SÖZLEŞMELİ PERSONELİN KADROYA ALINMASI
Toplantıya verilen arada gazetecilerin sorularını yanıtlayan Faruk Çelik, yerel yönetimlerdeki sözleşmeli personelin kadroya alınmasında sorun yaşanmadığını açıklayarak, "Sözleşmeli personel sayısı 164 bin. Pazartesi günü Bakanlar Kurulu’nda sözleşmeli personelin mevcut durumuyla ilgili ve tarihçesiyle ilgili bilgi sunacağız. Başbakanımızın verdiği talimat ki, yerel yönetimlerdeki sözleşmeli personelin kadroya alınması konusu zaten sorun teşkil etmiyor. O düzenleme olacak. Sözleşmeli çalışan konusunda Bakanlar Kuruluna detaylı bilgi vereceğiz. Süre sınırlaması düşünüyoruz. 4 Haziran 2011 itibariyle 21 bin civarında yerel yönetimlerde sözleşmeli personel var" dedi.

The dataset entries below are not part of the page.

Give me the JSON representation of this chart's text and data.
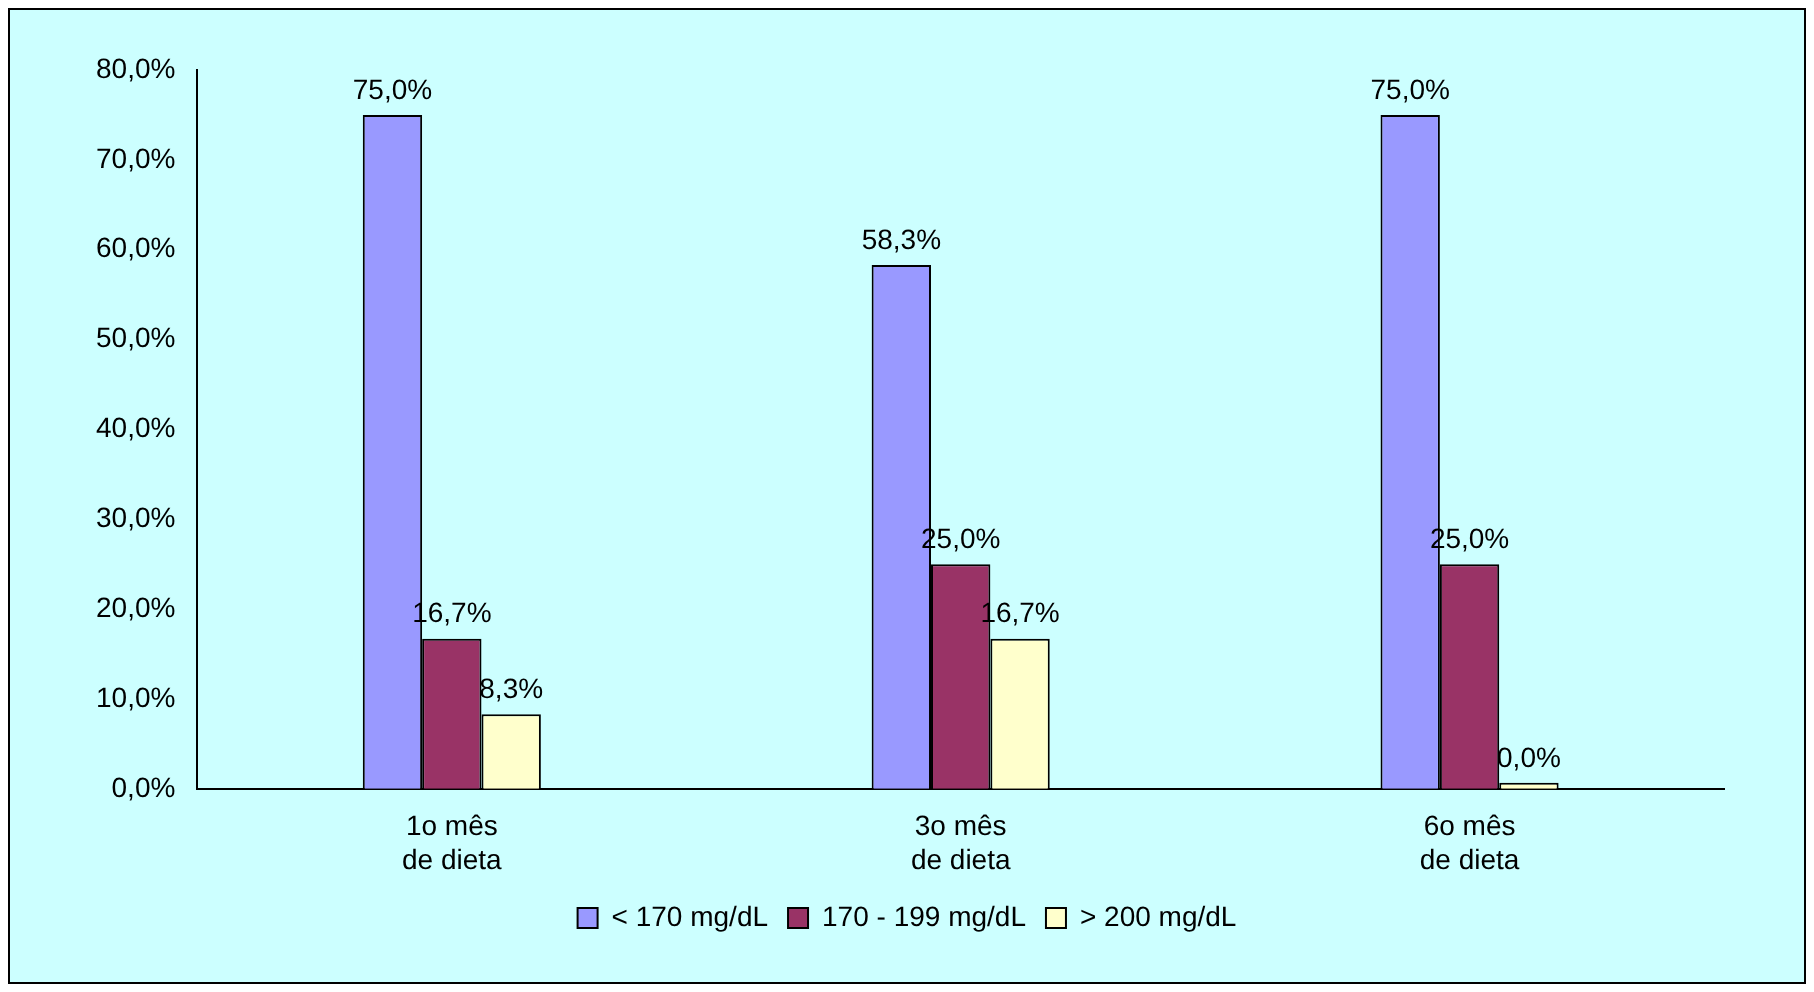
{
  "chart_data": {
    "type": "bar",
    "categories": [
      "1o mês\nde dieta",
      "3o mês\nde dieta",
      "6o mês\nde dieta"
    ],
    "series": [
      {
        "name": "< 170 mg/dL",
        "color": "#9999ff",
        "values": [
          75.0,
          58.3,
          75.0
        ],
        "value_labels": [
          "75,0%",
          "58,3%",
          "75,0%"
        ]
      },
      {
        "name": "170 - 199 mg/dL",
        "color": "#993366",
        "values": [
          16.7,
          25.0,
          25.0
        ],
        "value_labels": [
          "16,7%",
          "25,0%",
          "25,0%"
        ]
      },
      {
        "name": "> 200 mg/dL",
        "color": "#ffffcc",
        "values": [
          8.3,
          16.7,
          0.0
        ],
        "value_labels": [
          "8,3%",
          "16,7%",
          "0,0%"
        ]
      }
    ],
    "ylim": [
      0,
      80
    ],
    "yticks": [
      {
        "value": 0,
        "label": "0,0%"
      },
      {
        "value": 10,
        "label": "10,0%"
      },
      {
        "value": 20,
        "label": "20,0%"
      },
      {
        "value": 30,
        "label": "30,0%"
      },
      {
        "value": 40,
        "label": "40,0%"
      },
      {
        "value": 50,
        "label": "50,0%"
      },
      {
        "value": 60,
        "label": "60,0%"
      },
      {
        "value": 70,
        "label": "70,0%"
      },
      {
        "value": 80,
        "label": "80,0%"
      }
    ],
    "grid": false,
    "legend": "bottom"
  }
}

BAŞÖRTÜSÜ İSTİKBALE ENGEL OLMAMALI
Başı açık olmadığı için diploması işlevsiz hale gelen bir kişinin haksızlığı uğradığını söyleyen Faruk Çelik, şöyle konuştu:
"Türkiye demokratikleşme konusunda önemli adımlar atıyor. Milletle devlet her gün daha da barışık hale geliyor. Bir gencimiz üniversiteyi bitiriyor. Ama başı açık olmadığı için bu diploması işlevsiz hale geliyorsa tabi ki bu ciddi bir haksızlığı da beraberinde getiriyor. Türkiye bu konuları tartıştı. Bu sorunların aşılması gerekiyor. Bu mesele insan merkezli ele alınmalı temel hak çerçevesinde ve diyalogla ele alınmalıdır. Hoşgörü ortamında çözülmelidir. Ak Parti’nin genel bakışı bu. Üniversitelerde kızlarımızı okutamadık. Gittiler Amerika’ya, dünyanın dört bir yanında okudular. Bunlar bizim Ayşelerimizdi, Fatmalarımızdı. Bizim insanımızdı. Bunu getirip başörtülü, başı açık hale dönüştürmenin anlamı yok. Her ailede başı açık insanımız var. Biz dostça ve kardeşçe yaşarken bu insanımızın bu tercihlerini istikballerine engel teşkil edecek şekle dönüştürmek doğru değil. Bunları aşmamız lazım. Bu sorunun ortadan kalkacağını düşünüyorum. Bunu meydan okuma tartışma ortamına dönüştürülmesi doğru değil. Haklar çerçevesinde ele alınabilir."